ODS can also serve as a target source for an ETL process, which then loads the data to a warehouse for long-term storage.
What are the Differences between an Operational Data Store and Data Warehouse?
ODS and data warehousing have a lot in common, mainly because they both import and consolidate data from disparate sources. There are some crucial differences, however. These include:
Perhaps the biggest difference between the two is the volatility of the data. ODS data is extremely volatile, with values changing in something close to real-time. The contents of an ODS may change dramatically from one moment to another, depending on the target sources' nature.
A data warehouse is much more stable. Warehouses retain historical values and integrate them with new incoming values. Updates to data warehouses generally happen in scheduled batches, so the warehouse contents might only change a few times per day.
Data warehouses are schema-on-write. This means that incoming data goes through an integration process before it ingestion into the warehouse. The integration process cleanses, harmonizes, and organizes according to the warehouse schema.
An ODS doesn't require the same kind of transformations. Instead, data remains in its existing schema. In this sense, ODS is more like a data lake, which uses the schema-on-write approach, although an ODS is much smaller than a data lake (and can only store structured data.)
ODS and data warehouses both answer crucial BI questions, but the nature of these questions can vary. An ODS holds data that is very recent but limited. This makes it suitable for operational queries about the business' current state, such as "how many logged-in users do we have right now?" or "how many orders have we processed today?"

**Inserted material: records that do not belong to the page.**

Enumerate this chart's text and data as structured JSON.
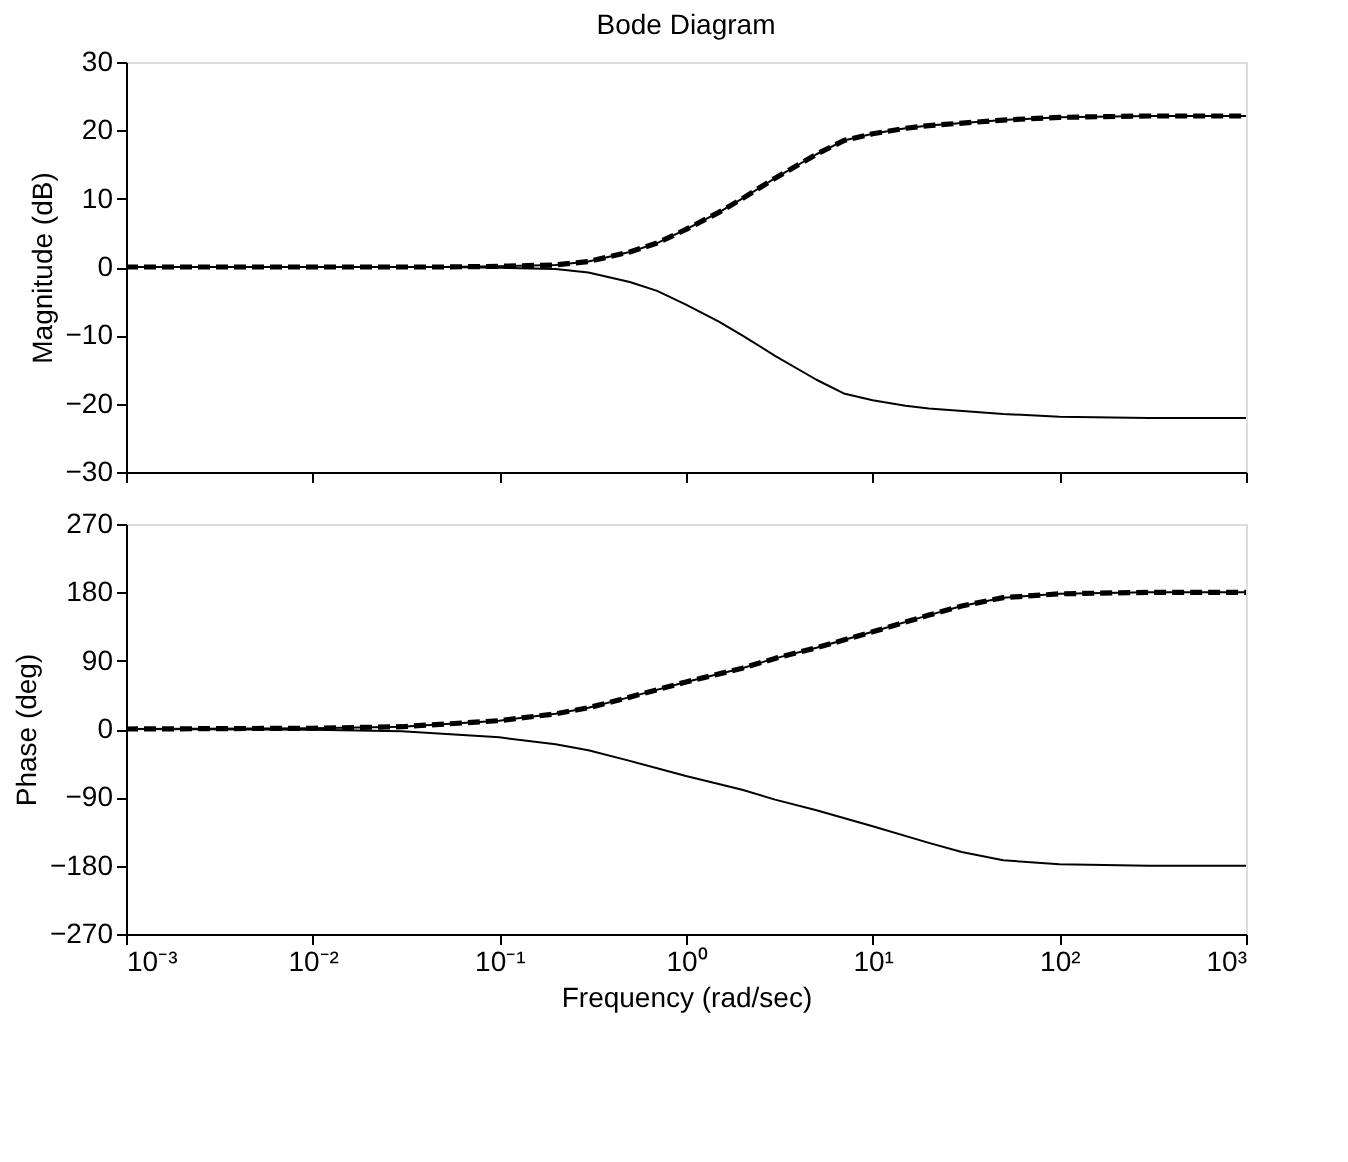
{
  "chart_data": [
    {
      "type": "line",
      "title": "Bode Diagram",
      "ylabel": "Magnitude (dB)",
      "log": "x",
      "xlim": [
        0.001,
        1000
      ],
      "xticks": [
        {
          "value": 0.001,
          "label": null
        },
        {
          "value": 0.01,
          "label": null
        },
        {
          "value": 0.1,
          "label": null
        },
        {
          "value": 1,
          "label": null
        },
        {
          "value": 10,
          "label": null
        },
        {
          "value": 100,
          "label": null
        },
        {
          "value": 1000,
          "label": null
        }
      ],
      "ylim": [
        -30,
        30
      ],
      "yticks": [
        -30,
        -20,
        -10,
        0,
        10,
        20,
        30
      ],
      "tick_labels": "y",
      "grid": false,
      "legend": false,
      "x": [
        0.001,
        0.01,
        0.05,
        0.1,
        0.2,
        0.3,
        0.5,
        0.7,
        1,
        1.5,
        2,
        3,
        5,
        7,
        10,
        15,
        20,
        50,
        100,
        300,
        1000
      ],
      "series": [
        {
          "color": "#000000",
          "line_style": "solid",
          "values": [
            0,
            0,
            0,
            0.1,
            0.3,
            0.8,
            2.2,
            3.5,
            5.5,
            8,
            10,
            13,
            16.5,
            18.5,
            19.5,
            20.3,
            20.7,
            21.5,
            21.9,
            22.1,
            22.1
          ]
        },
        {
          "color": "#000000",
          "line_style": "dashed",
          "values": [
            0,
            0,
            0,
            0.1,
            0.3,
            0.8,
            2.2,
            3.5,
            5.5,
            8,
            10,
            13,
            16.5,
            18.5,
            19.5,
            20.3,
            20.7,
            21.5,
            21.9,
            22.1,
            22.1
          ]
        },
        {
          "color": "#000000",
          "line_style": "solid",
          "values": [
            0,
            0,
            0,
            -0.1,
            -0.3,
            -0.8,
            -2.2,
            -3.5,
            -5.5,
            -8,
            -10,
            -13,
            -16.5,
            -18.5,
            -19.5,
            -20.3,
            -20.7,
            -21.5,
            -21.9,
            -22.1,
            -22.1
          ]
        }
      ]
    },
    {
      "type": "line",
      "xlabel": "Frequency (rad/sec)",
      "ylabel": "Phase (deg)",
      "log": "x",
      "xlim": [
        0.001,
        1000
      ],
      "xticks": [
        {
          "value": 0.001,
          "label": "10⁻³"
        },
        {
          "value": 0.01,
          "label": "10⁻²"
        },
        {
          "value": 0.1,
          "label": "10⁻¹"
        },
        {
          "value": 1,
          "label": "10⁰"
        },
        {
          "value": 10,
          "label": "10¹"
        },
        {
          "value": 100,
          "label": "10²"
        },
        {
          "value": 1000,
          "label": "10³"
        }
      ],
      "ylim": [
        -270,
        270
      ],
      "yticks": [
        -270,
        -180,
        -90,
        0,
        90,
        180,
        270
      ],
      "grid": false,
      "legend": false,
      "x": [
        0.001,
        0.01,
        0.03,
        0.1,
        0.2,
        0.3,
        0.5,
        1,
        2,
        3,
        5,
        10,
        20,
        30,
        50,
        100,
        300,
        1000
      ],
      "series": [
        {
          "color": "#000000",
          "line_style": "solid",
          "values": [
            0,
            1,
            3,
            11,
            20,
            28,
            42,
            62,
            80,
            93,
            107,
            128,
            150,
            162,
            173,
            178,
            180,
            180
          ]
        },
        {
          "color": "#000000",
          "line_style": "dashed",
          "values": [
            0,
            1,
            3,
            11,
            20,
            28,
            42,
            62,
            80,
            93,
            107,
            128,
            150,
            162,
            173,
            178,
            180,
            180
          ]
        },
        {
          "color": "#000000",
          "line_style": "solid",
          "values": [
            0,
            -1,
            -3,
            -11,
            -20,
            -28,
            -42,
            -62,
            -80,
            -93,
            -107,
            -128,
            -150,
            -162,
            -173,
            -178,
            -180,
            -180
          ]
        }
      ]
    }
  ]
}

Data warehouses don't always update in real-time, but they do have a much larger volume of data. This makes them more suitable for questions of strategy based on long-term trend data, such as "how did we perform in Q1?" and "which employees are meeting targets?"
ODS data represents a short window within the data lifecycle. New incoming data overwrites any previous data. This means that BI queries will only ever reveal a small piece of the picture, which is acceptable for queries focused on the current state.

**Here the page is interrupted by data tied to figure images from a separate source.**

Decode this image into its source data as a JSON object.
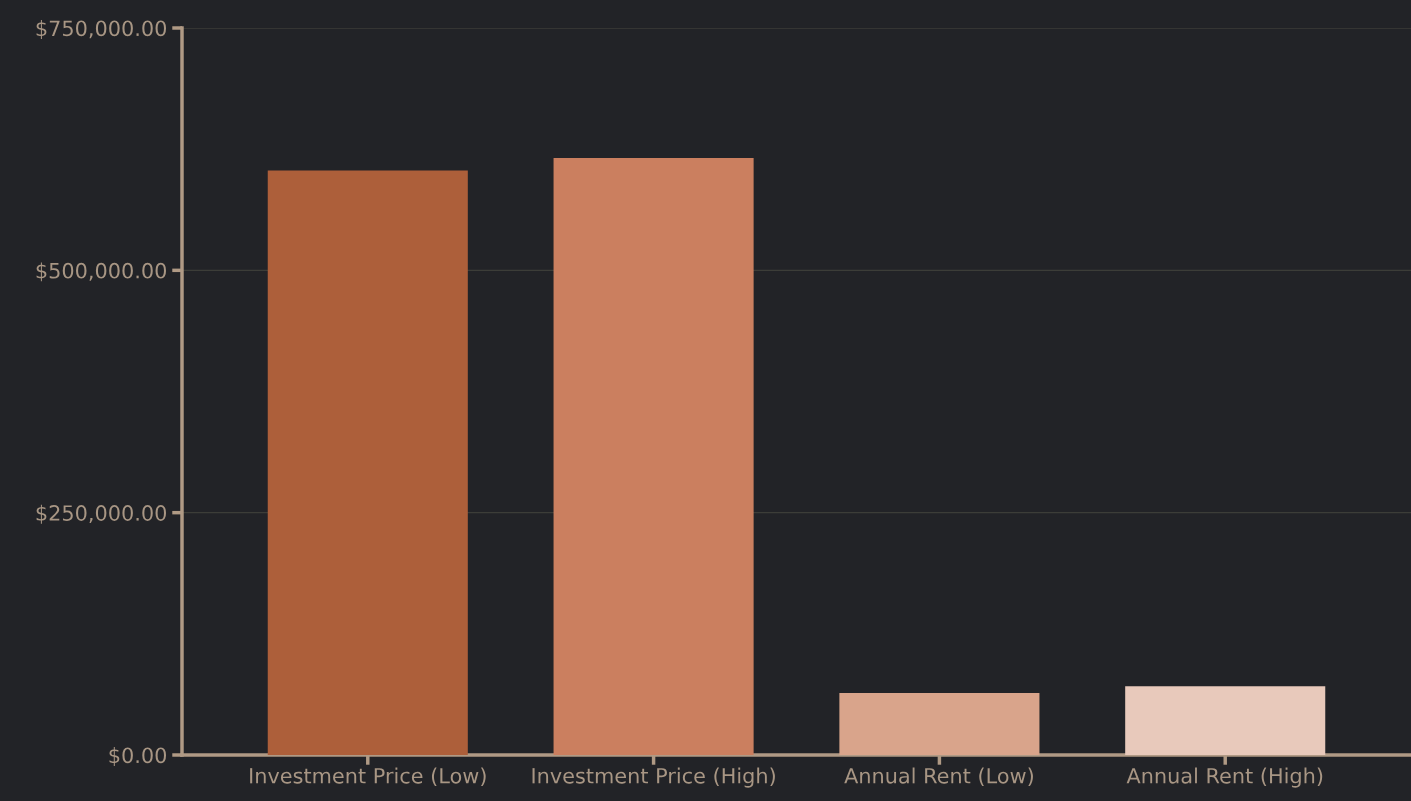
{
  "chart_data": {
    "type": "bar",
    "categories": [
      "Investment Price (Low)",
      "Investment Price (High)",
      "Annual Rent (Low)",
      "Annual Rent (High)"
    ],
    "values": [
      603000,
      616000,
      64000,
      71000
    ],
    "colors": [
      "#ad5f3a",
      "#cb7f5f",
      "#d9a48b",
      "#e8c9bb"
    ],
    "ylim": [
      0,
      750000
    ],
    "yticks": [
      {
        "value": 0,
        "label": "$0.00"
      },
      {
        "value": 250000,
        "label": "$250,000.00"
      },
      {
        "value": 500000,
        "label": "$500,000.00"
      },
      {
        "value": 750000,
        "label": "$750,000.00"
      }
    ],
    "grid": "y"
  }
}
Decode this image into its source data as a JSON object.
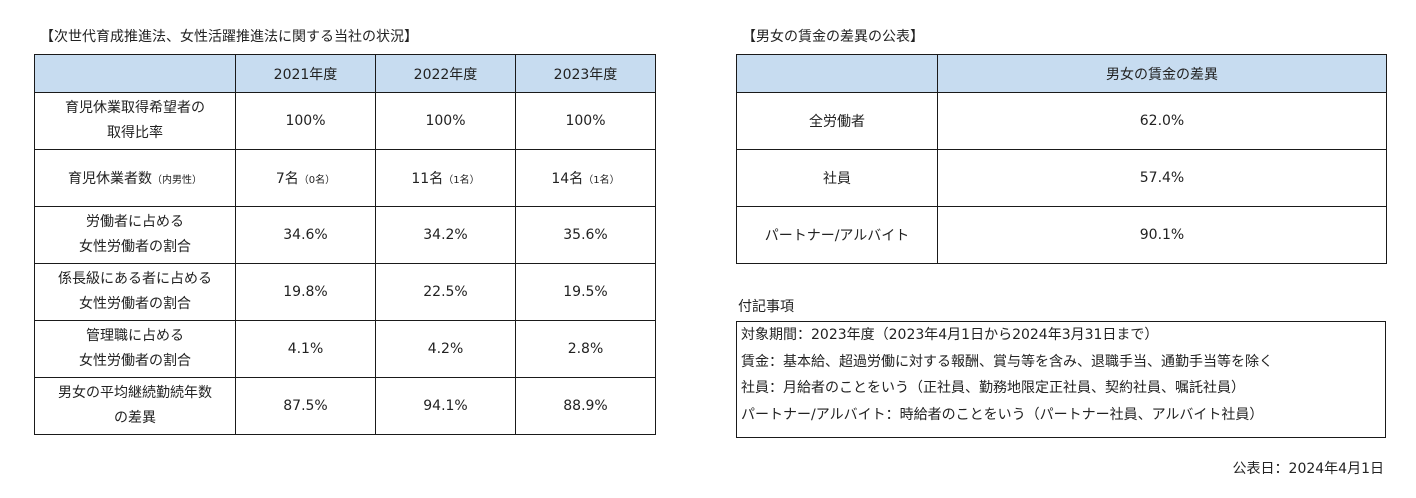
{
  "left": {
    "title": "【次世代育成推進法、女性活躍推進法に関する当社の状況】",
    "headers": [
      "",
      "2021年度",
      "2022年度",
      "2023年度"
    ],
    "rows": [
      {
        "label": [
          "育児休業取得希望者の",
          "取得比率"
        ],
        "values": [
          {
            "main": "100%",
            "sub": ""
          },
          {
            "main": "100%",
            "sub": ""
          },
          {
            "main": "100%",
            "sub": ""
          }
        ]
      },
      {
        "label": [
          "育児休業者数"
        ],
        "label_sub": "（内男性）",
        "values": [
          {
            "main": "7名",
            "sub": "（0名）"
          },
          {
            "main": "11名",
            "sub": "（1名）"
          },
          {
            "main": "14名",
            "sub": "（1名）"
          }
        ]
      },
      {
        "label": [
          "労働者に占める",
          "女性労働者の割合"
        ],
        "values": [
          {
            "main": "34.6%",
            "sub": ""
          },
          {
            "main": "34.2%",
            "sub": ""
          },
          {
            "main": "35.6%",
            "sub": ""
          }
        ]
      },
      {
        "label": [
          "係長級にある者に占める",
          "女性労働者の割合"
        ],
        "values": [
          {
            "main": "19.8%",
            "sub": ""
          },
          {
            "main": "22.5%",
            "sub": ""
          },
          {
            "main": "19.5%",
            "sub": ""
          }
        ]
      },
      {
        "label": [
          "管理職に占める",
          "女性労働者の割合"
        ],
        "values": [
          {
            "main": "4.1%",
            "sub": ""
          },
          {
            "main": "4.2%",
            "sub": ""
          },
          {
            "main": "2.8%",
            "sub": ""
          }
        ]
      },
      {
        "label": [
          "男女の平均継続勤続年数",
          "の差異"
        ],
        "values": [
          {
            "main": "87.5%",
            "sub": ""
          },
          {
            "main": "94.1%",
            "sub": ""
          },
          {
            "main": "88.9%",
            "sub": ""
          }
        ]
      }
    ]
  },
  "right": {
    "title": "【男女の賃金の差異の公表】",
    "headers": [
      "",
      "男女の賃金の差異"
    ],
    "rows": [
      {
        "label": "全労働者",
        "value": "62.0%"
      },
      {
        "label": "社員",
        "value": "57.4%"
      },
      {
        "label": "パートナー/アルバイト",
        "value": "90.1%"
      }
    ]
  },
  "notes": {
    "title": "付記事項",
    "lines": [
      "対象期間：2023年度（2023年4月1日から2024年3月31日まで）",
      "賃金：基本給、超過労働に対する報酬、賞与等を含み、退職手当、通勤手当等を除く",
      "社員：月給者のことをいう（正社員、勤務地限定正社員、契約社員、嘱託社員）",
      "パートナー/アルバイト：時給者のことをいう（パートナー社員、アルバイト社員）"
    ]
  },
  "publish_date": "公表日：2024年4月1日"
}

Data warehouses integrate new data with the existing contents of the warehouse. This results in a much larger repository that supports historical queries. Warehouses can also support data analytics activities that require substantial volumes of data.
ODS growth is always linear. As new data arrives, expired data is overwritten or removed from the ODS. Growth happens in relation to the growth rate of data on the transaction databases. One upshot of this is that there's less pressure to worry about scaling up the storage space available to ODS.
On the other hand, data warehouses can grow exponentially. New data and historical data exist side-by-side, so the size of the warehouse can expand quite quickly. This is why most data warehouses rely on a cloud infrastructure, which is easy to scale up according to demand.